但整體上,她還是一副充滿希望的愉悅表情。她期盼並急切地想要盡早把那聽筒握在手裡,仿佛深怕因自己這磨蹭,電話那頭的人以為打不通而掛掉。所以我覺得姥姥那種愉悅表情之外的苦狀,大概還是因為怕晏慢了的焦急。她痛苦而快樂的向一旁的我說:是你媽打來的?還是你哥哥打來的?算一算他們都有好幾天沒打電話了。但那神情更像是在自言自語。  電話已經響過四輪了,一般在響到六輪之後,人們就會因等待太久而掛掉,姥姥也終於下了炕,踢踏著鞋子朝屋子那頭蹣跚去。她雖是有肌骨方面的毛病,但耳朵、眼睛方面卻是正正常常的,與電話那頭的人沒有交流的阻礙。

  如果打來的人不是媽媽或者哥哥,她言笑自然,口齒清楚,但是放下電話後,她就慢慢地再走回來,爬上炕躺在原處,不言不動了。如若真是她的女兒或者孫兒打來的,她就會言無所由,意無所衷,平常跟我絮絮叨叨的、說是要等著在電話裡講給他們的事情,反倒忘得七七八八,講電話也逐漸從主動說,轉換為被動的聽了。
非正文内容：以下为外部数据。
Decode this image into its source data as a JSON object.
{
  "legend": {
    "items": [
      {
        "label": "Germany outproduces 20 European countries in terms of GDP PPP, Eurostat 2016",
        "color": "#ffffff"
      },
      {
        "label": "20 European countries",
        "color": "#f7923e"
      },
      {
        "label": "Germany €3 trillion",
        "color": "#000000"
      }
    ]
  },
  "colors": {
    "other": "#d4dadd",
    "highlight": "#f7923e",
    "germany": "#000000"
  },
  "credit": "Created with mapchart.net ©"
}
她伏在放電話的櫃子上,花白的頭髮,穿皺的衣襖,以及一隻勾起一隻拖拉的鞋後跟就對著我,我可以聽見電話那頭的人所有的言語,但我更留心聽她不時橫插進對話中的某句話。簡單、直樸而又富有樂趣,電話那頭的人都跟著她的話大笑開。我不懂她平常明明懷著那麽多衷曲叮囑要說,但臨事時怎麽就“忘了”,後來我慢慢品會出,姥姥這原來是在“耍心眼”呢!當通話持續了一陣子,那頭的人有了要掛掉的意思時,她猛然間就“想起”那些不相乾的話頭來了,比如:誰家的兒子結婚了、誰家的女兒考上大學了,似乎是要以這樣美好的事件圓滿結束這段對話,但電話那頭的人往往會因為這些小事又提起談興,將聊天進行下去。

  等到姥姥終於擔心起對方的話費多貴,事情多忙之時,才會把一連串的叮囑:注意身體、留心天氣預報等講出來,然後說:趕緊掛了吧!挺費錢的,以後四五天打一次就好了,不用這麽急......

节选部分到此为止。